An open letter to the citizens of Bluffton:

Bluffton is a good town, a good place to live, a good place to raise children, a good place to retire.  Most recently, the tragic death of Officer Dominic Francis has simultaneously increased unity and also disparity within our community.

The local and area response, the outpouring of sympathy, and the abundance of support for the Francis family have been tremendous and are to be commended.  Many have chosen to display blue ribbons, thin blue line signs and flags, and blue porch lights to represent their support of not only Dominic Francis, but also law enforcement in general. 

There’s another side, however.  Very briefly, the history of the thin blue line has evolved from a military connection in a poem by  Nels Dickmann Anderson in 1911, through the 1950s use of the phrase to honor  law enforcement, and to the current association with racial injustice, police brutality, and  white nationalism. As such, the thin blue line in any form is a symbol of discrimination and injustice to many people—including people of all races who are also citizens of our community. 

 As individual citizens, we are free to display our beliefs on our own property in most cases.  As a community, we entrust our elected officials to make sound decisions regarding our collective property.  Specifically, some residents are reacting to Officer Francis’s death by suggesting that a thin blue line be painted down the middle of Main Street and that the American flags be replaced by thin blue line flags.  I want to believe, perhaps naively, that the intentions of these residents are good.  I also want to believe, again perhaps naively, that they have forgotten the controversy, the hatred, the violence and death, that have accompanied and will continue to accompany the presence of the thin blue line in any form.  

Embarrassingly, I found myself guilty of being so wrapped in my own life in recent months that I at first thought this “blue line thing” was no big deal and that we need to honor those who have selflessly protected our community.  It didn’t take long to recognize my faulty thinking about the way to show respect.  Among the many articles I’ve read, I’ve found that communities have been removing thin blue line references from their streets.  Some communities have enacted ordinances against such displays.  Many communities have acted responsibly in order to do what is right for all of their citizens. 

If you want to hang a thin blue line flag in your own front yard, you’re free to do so.  If you want to paint a thin blue line on your own driveway, you can do that, too.  From what I know, those are perfectly legal displays.  But Main Street of Bluffton should not provide an open display of discrimination against people you dislike based on their color, their religion, their political beliefs, etc.   We know better…we are better than this.  
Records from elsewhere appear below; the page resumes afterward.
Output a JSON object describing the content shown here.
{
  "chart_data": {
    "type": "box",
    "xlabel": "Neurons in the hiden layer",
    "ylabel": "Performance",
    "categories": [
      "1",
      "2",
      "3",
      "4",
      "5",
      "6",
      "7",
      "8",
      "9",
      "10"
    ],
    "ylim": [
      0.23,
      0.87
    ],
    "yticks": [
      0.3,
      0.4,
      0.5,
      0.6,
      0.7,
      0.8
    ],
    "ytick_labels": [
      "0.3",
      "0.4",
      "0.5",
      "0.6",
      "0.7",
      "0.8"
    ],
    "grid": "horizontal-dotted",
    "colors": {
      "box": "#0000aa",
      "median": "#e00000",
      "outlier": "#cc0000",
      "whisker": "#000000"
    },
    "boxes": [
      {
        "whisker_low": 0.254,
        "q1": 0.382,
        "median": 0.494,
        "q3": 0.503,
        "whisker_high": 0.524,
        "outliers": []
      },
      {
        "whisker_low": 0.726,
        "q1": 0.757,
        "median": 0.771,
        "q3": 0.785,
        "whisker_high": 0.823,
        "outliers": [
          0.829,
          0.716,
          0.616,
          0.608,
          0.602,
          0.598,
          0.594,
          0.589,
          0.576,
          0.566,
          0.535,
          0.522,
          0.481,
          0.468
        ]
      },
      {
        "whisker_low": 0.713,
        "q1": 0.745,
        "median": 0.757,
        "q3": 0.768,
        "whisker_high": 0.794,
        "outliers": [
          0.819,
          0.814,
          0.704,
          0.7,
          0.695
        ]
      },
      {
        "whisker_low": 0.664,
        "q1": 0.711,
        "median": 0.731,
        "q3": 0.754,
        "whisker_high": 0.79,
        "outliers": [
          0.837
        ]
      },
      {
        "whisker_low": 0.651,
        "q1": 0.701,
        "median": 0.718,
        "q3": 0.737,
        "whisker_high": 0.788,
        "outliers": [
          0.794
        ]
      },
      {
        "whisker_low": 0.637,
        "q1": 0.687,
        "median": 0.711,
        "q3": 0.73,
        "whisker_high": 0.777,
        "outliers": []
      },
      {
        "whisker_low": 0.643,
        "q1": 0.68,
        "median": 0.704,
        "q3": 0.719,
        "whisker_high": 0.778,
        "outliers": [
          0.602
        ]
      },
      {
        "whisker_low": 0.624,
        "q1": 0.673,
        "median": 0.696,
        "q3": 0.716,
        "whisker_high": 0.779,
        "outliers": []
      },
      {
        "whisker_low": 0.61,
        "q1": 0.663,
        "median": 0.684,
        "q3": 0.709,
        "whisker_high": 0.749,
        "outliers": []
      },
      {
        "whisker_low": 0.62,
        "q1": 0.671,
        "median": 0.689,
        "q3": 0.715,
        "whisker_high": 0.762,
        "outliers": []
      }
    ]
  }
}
One final thought:  The swastika was a symbol of goodness and well-being prior to its adoption by Hitler.  Would we want swastikas prominently displayed on Main Street?


Connie Anderson

[Bluffton, Ohio]

NOTE:  After living here for the first 21 years of my life, then residing in Lima for 40+ years, I returned to my Bluffton roots 8 years ago. I hope to continue to be proud of my community.  If you, too, want to preserve the goodness of our community, please voice your concern to our council members.